Le S&P-500, indice de référence des gérants américains, a ainsi repris 37% depuis son creux du 23 mars, lorsque l’épidémie de coronavirus commençait à frapper de plein fouet l’Europe et les Etats-Unis, et les indice européens ont suivi le mouvement.

“On observe un rebond très significatif qui paraît devancer l’économie réelle, même s’il y a un redémarrage qui s’amorce”, commente Nicolas Didelot, responsable des spécialistes d’investissement multi-actifs chez DWS.

“Le rebond n’est pas linéaire et la confiance est relativement forte. Elle peut en effet paraître un peu complaisante.”

Dans sa stratégie multi-actifs, la société de gestion allemande affiche sa confiance dans le développement des actions à moyen et long terme mais adopte une position plus prudente sur le court terme.

“Nous avons des positions physiques actions dans le portefeuille quasiment à des niveaux historiques en brut, au-delà de 50%”, explique Nicolas Didelot.

“Cependant, nous utilisons des stratégies de couverture et notre exposition nette au risque du marché actions n’est que de 35% maximum.”

PAS D’ALTERNATIVE AUX ACTIONS

“La pandémie est toujours présente, même si sa propagation paraît ralentir dans plusieurs pays, et il faut que l’économie réelle se réamorce”, argumente-t-il. “Il semble que la confiance sur les marchés ait un peu devancé cet aspect.”

L’équipe multi-actifs de DWS a également restructuré son portefeuille pour privilégier les secteurs ayant bénéficié de la crise comme le numérique ou la santé.

“Nous avons tendance à privilégier les actions plutôt que de nous disperser sur le crédit, où le risque est aussi élevé avec un rendement potentiel plus faible”, explique Nicolas Didelot.

“La seule classe d’actifs pour générer du rendement dans un avenir proche, ce sont les actions.”

Pour gérer la crise, l’équipe de DWS a intégré des valeurs refuges.
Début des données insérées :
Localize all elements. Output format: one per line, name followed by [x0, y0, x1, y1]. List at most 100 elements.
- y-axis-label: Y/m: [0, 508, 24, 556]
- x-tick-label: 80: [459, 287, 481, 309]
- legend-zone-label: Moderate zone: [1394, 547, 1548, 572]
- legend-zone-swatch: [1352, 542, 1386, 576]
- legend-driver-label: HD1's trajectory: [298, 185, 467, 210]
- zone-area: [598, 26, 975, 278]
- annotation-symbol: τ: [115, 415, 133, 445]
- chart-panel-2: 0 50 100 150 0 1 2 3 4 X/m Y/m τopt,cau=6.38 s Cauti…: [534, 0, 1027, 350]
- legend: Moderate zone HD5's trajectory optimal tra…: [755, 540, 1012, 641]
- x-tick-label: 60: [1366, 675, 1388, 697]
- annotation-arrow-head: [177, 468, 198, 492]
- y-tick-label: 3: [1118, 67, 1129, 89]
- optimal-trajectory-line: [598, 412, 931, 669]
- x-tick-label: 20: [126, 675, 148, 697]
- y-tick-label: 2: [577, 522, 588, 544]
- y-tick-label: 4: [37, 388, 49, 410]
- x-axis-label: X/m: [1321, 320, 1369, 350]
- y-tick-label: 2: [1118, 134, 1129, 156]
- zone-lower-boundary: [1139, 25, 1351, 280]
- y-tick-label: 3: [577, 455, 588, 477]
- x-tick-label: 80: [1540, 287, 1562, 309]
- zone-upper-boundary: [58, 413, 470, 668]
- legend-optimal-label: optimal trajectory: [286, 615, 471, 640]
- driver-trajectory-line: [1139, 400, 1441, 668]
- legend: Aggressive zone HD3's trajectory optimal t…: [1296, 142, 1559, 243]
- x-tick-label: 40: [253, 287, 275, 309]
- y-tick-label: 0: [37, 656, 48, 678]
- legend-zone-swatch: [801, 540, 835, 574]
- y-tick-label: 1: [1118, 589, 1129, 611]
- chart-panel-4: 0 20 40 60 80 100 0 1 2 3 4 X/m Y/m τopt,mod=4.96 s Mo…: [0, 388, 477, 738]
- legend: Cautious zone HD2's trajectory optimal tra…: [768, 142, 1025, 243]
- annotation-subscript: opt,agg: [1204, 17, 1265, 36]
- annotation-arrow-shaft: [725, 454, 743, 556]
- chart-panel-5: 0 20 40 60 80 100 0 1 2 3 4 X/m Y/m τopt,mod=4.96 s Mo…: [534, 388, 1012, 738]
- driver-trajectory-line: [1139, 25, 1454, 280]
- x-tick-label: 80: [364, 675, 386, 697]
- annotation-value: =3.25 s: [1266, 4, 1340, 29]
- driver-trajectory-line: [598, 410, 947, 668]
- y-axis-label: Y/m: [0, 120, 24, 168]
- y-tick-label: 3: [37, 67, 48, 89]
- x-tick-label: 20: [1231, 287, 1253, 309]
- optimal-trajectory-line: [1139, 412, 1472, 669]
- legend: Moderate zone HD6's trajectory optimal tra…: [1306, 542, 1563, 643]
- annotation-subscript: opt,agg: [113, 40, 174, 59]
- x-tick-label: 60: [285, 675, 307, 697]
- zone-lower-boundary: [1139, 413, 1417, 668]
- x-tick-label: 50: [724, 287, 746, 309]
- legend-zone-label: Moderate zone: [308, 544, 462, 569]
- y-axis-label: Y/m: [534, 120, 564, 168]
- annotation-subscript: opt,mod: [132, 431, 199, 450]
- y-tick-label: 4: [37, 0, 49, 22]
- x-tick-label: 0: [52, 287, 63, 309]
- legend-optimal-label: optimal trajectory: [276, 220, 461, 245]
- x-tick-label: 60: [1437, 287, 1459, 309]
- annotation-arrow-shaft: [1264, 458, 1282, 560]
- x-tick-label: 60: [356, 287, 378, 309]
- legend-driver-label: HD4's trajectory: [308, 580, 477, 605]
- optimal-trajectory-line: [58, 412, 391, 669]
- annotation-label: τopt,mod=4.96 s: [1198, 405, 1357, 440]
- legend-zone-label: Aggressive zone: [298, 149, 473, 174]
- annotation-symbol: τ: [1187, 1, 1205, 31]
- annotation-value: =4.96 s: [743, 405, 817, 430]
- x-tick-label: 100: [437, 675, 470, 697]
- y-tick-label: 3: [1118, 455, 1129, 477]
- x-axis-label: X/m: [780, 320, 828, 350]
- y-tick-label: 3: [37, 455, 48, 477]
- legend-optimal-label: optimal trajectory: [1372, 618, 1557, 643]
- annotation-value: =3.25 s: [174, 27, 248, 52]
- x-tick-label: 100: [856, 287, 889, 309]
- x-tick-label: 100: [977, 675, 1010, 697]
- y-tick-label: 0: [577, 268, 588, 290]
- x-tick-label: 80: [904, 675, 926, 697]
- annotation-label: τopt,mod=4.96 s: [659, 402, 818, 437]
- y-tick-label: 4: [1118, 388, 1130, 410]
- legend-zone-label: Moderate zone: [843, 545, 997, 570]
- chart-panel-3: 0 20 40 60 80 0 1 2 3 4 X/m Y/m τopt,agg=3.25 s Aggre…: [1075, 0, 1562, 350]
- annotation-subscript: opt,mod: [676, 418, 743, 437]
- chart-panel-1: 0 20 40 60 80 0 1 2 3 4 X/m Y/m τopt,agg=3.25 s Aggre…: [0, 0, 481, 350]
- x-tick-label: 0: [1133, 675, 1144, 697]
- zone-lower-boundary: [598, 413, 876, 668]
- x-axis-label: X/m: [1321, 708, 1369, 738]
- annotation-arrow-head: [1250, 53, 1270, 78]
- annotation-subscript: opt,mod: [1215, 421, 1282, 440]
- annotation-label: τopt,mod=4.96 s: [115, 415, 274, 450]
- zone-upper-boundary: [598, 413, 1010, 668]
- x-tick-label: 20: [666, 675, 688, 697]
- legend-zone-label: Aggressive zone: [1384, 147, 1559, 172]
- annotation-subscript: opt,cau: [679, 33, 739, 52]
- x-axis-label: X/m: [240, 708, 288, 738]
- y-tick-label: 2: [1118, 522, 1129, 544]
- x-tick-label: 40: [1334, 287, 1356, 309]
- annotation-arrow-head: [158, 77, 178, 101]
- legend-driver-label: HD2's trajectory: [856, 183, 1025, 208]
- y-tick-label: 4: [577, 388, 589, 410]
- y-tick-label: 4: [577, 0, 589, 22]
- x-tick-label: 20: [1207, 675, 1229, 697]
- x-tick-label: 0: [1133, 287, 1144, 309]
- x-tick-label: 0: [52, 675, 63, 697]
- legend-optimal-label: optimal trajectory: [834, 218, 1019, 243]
Elle reste exposée à l’or, un actif très prisé en ce moment par les sociétés de gestion.

“Nous avons ou avons eu dans le portefeuille un certain nombre de valeurs refuges dont l’or, les obligations du Trésor américaines longues et, ponctuellement, le yen japonais”, dit Nicolas Didelot. “Sur l’or, nous avons une position proche de 10% que nous avons renforcée en début d’année.”

Comme les autres, la société de gestion, détenue en majorité par Deutsche Bank, se prépare au monde d’après, qui devrait être marqué, selon Nicolas Didelot, par l’accélération de tendances déjà à l’oeuvre avant la crise, avec notamment un remise en question des chaînes d’approvisionnement mondiales et une importance grandissante accordée à l’investissement durable.

“La relance va demeurer fragile et on verra émerger des modèles économiques différents, avec des conséquences notamment sur les chaînes de logistique”, dit-il.

“La normalisation sur les marchés financiers prendra du temps, à l’image du retour à une vie normale, qui s’accompagne d’une certaine précaution.”